Memang benar, banyak masalah muncul dalam kehidupan bersumber dari komunikasi yang tak baik, terlebih memberi celah bagi (syaiton) untuk memengaruhi pola pikir kita, atau bahkan mengadu domba. Honestly, segala hal akan baik-baik saja jika kita pandai menggunakan lisan dengan baik, dan mampu men-transfer keinginan pun harapan-harapan dari makna yang kita lontarkan dengan tepat sasaran. Pun kali ini saya sepenuhnya mengaku dan sadar penuh adalah manusia yang berjuang memanusiakan diri sendiri, yang masih terus belajar dan masih saja kalap. Banyak persoalan yang hadir karena saya memilih diam dan tak meluruskan. Semua berdasar atas pemahaman yang sama:
Tak perlu menjelaskan detail tentang dirimu, sebab yang membencimu takkan pernah percaya dan yang menyukaimu tak butuh itu.
Trial and Error sudah kejadian kian kali. Membuat status di media sosial saja, banyak yang tak begitu mengindahkan kita. Terlebih jika postingan kita memenuhi beranda akunnya atau bahkan seperti status titik-titik di Whatsapp. Seperti geram, bahkan ingin menikam. Disini saya belajar untuk memilah-milah porsi status di media sosial yang layak dan sedikit berterima. Tak banyak mengunggah, harus ada scope atau batasan tiap harinya. Sedikit konyol, tapi setidaknya akan lebih bijak untuk kalangan yang tak begitu senang terhadap kita. Meski sebenarnya, menurut logika "tinggalkan apa yang menurutmu tak baik." jika postingan salahseorang membuatmu resah, yasudah... jangan berteman di media sosial atau paling tidak jangan membaca entri selanjutnya! Itu mungkin jauh lebih baik untukmu, namun tak begitu baik untuk kesehatan hatimu. Mengapa? Karena langkah yang baru saja kita ambil seakan memberi celah (syaiton) untuk beranggapan bahwa kita dan langkah yang kita ambil adalah telah benar, jauh lebih baik dari orang yang kita nilai lirih. Mengapa tidak menaikkan saja level sabar dan level berpikir positif terhadap oranglain (positive thinking)? Sulit memang, namun.. bukankah kita tak mampu mengatur hati dan pikiran oranglain dengan mengikuti pikiran kita? Setidaknya, kita paham bahwa kesanggupan kita adalah mengatur hati dan pikiran sendiri.
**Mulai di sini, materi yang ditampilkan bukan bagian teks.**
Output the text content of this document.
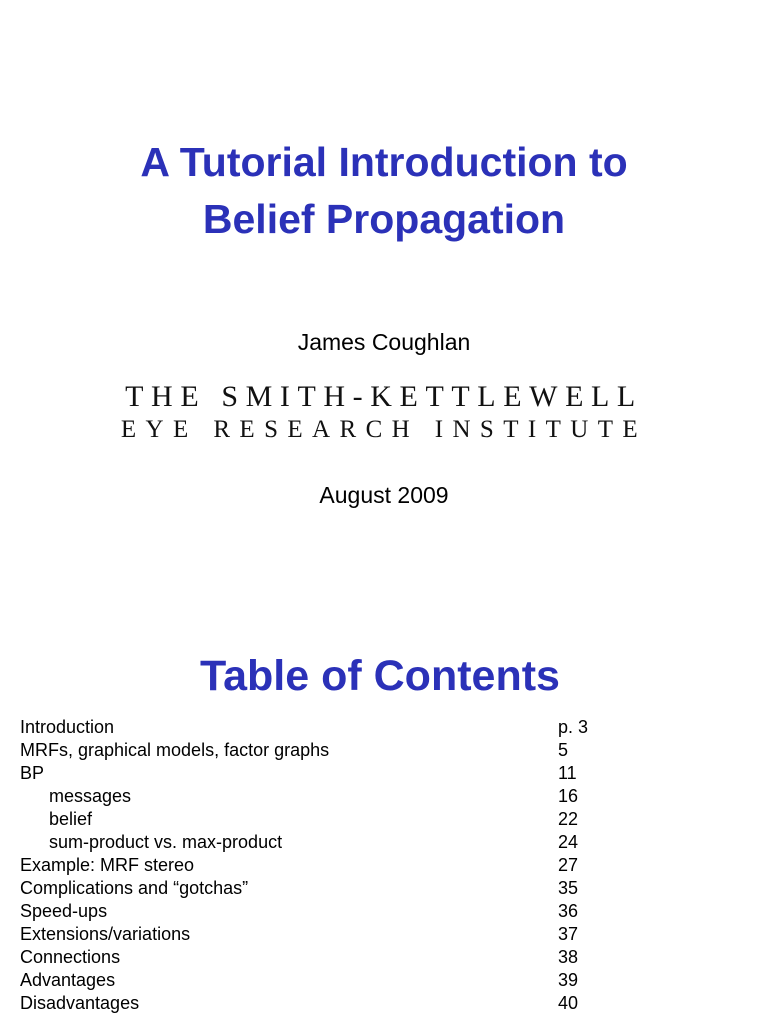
A Tutorial Introduction to
Belief Propagation
James Coughlan
THE SMITH-KETTLEWELL
EYE RESEARCH INSTITUTE
August 2009
Table of Contents
Introduction	p. 3
MRFs, graphical models, factor graphs	5
BP	11
messages	16
belief	22
sum-product vs. max-product	24
Example: MRF stereo	27
Complications and “gotchas”	35
Speed-ups	36
Extensions/variations	37
Connections	38
Advantages	39
Disadvantages	40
Note to my self: Mari menjadi baik tanpa menganggap diri jauh lebih baik."
Sebab, saat oranglain salah, tak berarti langkah kita telah benar.
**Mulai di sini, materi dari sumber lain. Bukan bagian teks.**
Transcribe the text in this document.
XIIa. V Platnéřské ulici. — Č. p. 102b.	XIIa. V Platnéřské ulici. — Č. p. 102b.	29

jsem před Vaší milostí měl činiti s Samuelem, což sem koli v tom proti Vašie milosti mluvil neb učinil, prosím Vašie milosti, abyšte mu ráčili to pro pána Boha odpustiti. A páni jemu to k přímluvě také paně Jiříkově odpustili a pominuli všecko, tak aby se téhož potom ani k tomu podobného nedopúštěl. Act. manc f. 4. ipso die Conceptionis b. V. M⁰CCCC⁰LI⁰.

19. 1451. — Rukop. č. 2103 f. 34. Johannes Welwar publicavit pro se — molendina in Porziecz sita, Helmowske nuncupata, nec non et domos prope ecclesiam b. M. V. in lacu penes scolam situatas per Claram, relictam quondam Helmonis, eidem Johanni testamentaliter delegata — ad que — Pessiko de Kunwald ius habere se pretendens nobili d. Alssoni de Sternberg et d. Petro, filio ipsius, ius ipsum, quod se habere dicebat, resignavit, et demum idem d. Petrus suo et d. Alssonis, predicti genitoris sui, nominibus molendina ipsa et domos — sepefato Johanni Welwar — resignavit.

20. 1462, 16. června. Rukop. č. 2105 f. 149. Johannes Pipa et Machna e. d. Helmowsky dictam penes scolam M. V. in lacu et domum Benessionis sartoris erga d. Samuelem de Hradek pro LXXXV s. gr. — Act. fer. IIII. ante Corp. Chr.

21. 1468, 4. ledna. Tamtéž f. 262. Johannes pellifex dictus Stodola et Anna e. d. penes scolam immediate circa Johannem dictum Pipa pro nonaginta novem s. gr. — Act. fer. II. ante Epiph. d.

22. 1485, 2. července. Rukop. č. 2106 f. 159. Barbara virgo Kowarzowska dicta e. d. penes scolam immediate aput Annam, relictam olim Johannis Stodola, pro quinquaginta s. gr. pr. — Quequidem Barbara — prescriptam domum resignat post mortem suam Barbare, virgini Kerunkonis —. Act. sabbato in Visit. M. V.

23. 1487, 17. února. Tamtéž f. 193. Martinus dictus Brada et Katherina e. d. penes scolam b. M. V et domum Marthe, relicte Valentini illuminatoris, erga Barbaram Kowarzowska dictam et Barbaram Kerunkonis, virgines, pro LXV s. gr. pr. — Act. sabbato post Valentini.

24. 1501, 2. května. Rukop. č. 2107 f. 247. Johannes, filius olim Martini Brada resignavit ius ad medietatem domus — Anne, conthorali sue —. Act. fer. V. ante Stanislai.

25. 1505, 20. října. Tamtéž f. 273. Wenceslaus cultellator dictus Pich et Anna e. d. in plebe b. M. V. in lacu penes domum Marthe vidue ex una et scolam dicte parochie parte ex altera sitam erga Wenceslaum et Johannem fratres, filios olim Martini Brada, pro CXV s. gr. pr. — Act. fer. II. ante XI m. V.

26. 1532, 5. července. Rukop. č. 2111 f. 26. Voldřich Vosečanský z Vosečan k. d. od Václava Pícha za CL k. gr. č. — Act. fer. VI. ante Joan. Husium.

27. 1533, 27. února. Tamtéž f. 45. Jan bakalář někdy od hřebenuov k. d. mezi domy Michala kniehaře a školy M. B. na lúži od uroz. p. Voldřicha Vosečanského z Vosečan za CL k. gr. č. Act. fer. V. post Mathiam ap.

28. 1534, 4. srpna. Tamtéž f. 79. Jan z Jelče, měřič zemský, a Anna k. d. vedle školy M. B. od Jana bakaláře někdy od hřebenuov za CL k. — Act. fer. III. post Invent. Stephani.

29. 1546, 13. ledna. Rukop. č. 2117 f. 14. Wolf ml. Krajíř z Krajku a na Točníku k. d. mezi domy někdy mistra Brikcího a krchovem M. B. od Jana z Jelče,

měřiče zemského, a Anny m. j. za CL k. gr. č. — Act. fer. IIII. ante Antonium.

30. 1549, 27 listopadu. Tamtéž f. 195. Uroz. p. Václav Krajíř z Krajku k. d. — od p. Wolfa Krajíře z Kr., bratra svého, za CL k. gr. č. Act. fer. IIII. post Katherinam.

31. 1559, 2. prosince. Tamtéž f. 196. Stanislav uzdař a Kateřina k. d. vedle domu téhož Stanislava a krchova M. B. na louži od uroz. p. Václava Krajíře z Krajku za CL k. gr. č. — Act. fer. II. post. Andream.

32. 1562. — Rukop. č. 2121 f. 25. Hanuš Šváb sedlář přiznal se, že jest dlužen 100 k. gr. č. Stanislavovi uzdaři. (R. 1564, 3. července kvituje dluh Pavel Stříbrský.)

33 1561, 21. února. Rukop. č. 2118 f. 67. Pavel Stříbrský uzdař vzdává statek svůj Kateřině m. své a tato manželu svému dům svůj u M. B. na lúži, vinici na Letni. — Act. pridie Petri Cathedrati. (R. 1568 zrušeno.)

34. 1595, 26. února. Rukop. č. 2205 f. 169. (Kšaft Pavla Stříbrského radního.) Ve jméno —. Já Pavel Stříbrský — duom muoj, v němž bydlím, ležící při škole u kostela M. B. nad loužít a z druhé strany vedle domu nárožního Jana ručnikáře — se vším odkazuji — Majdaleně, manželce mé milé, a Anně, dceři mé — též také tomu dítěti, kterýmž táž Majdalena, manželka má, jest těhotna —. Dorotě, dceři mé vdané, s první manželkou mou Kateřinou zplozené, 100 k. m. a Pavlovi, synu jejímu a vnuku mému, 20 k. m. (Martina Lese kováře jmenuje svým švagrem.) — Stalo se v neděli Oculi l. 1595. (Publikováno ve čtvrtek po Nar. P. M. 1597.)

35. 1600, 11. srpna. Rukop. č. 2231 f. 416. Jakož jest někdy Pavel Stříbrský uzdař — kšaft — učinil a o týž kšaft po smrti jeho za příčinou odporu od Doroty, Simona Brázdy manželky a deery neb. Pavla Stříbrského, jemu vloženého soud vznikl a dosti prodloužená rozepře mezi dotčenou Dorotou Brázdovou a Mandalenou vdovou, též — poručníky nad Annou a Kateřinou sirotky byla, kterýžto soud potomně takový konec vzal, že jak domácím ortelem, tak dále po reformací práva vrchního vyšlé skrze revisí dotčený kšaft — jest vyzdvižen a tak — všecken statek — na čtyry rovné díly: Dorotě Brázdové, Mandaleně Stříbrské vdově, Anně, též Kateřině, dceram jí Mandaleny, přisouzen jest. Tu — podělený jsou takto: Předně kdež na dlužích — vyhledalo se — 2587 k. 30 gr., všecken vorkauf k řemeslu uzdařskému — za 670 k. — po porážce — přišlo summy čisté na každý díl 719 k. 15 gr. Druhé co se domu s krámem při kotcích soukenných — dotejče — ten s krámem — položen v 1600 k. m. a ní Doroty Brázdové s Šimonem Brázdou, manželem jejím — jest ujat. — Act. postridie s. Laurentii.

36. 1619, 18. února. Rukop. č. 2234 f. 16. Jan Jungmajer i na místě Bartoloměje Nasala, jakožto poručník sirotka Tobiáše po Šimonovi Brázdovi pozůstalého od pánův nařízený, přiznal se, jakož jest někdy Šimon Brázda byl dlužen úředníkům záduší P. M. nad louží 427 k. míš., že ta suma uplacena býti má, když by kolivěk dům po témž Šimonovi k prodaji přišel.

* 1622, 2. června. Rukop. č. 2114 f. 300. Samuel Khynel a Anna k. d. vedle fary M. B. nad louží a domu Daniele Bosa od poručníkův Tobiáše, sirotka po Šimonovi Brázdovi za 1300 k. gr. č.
Terlebih mencari-cari kejelekan oranglain. Cukuplah kita pandai
memaafkan diri sendiri dan memaafkan oranglain. Tetap fokus memperbaiki
diri, semoga sangkaan-sangkaan kita terhadap oranglain sebatas bisikan
(syaiton) dan tak berhasil menguasai hati, juga pikiran kita. InsyaAllah. Allahumma aamiin.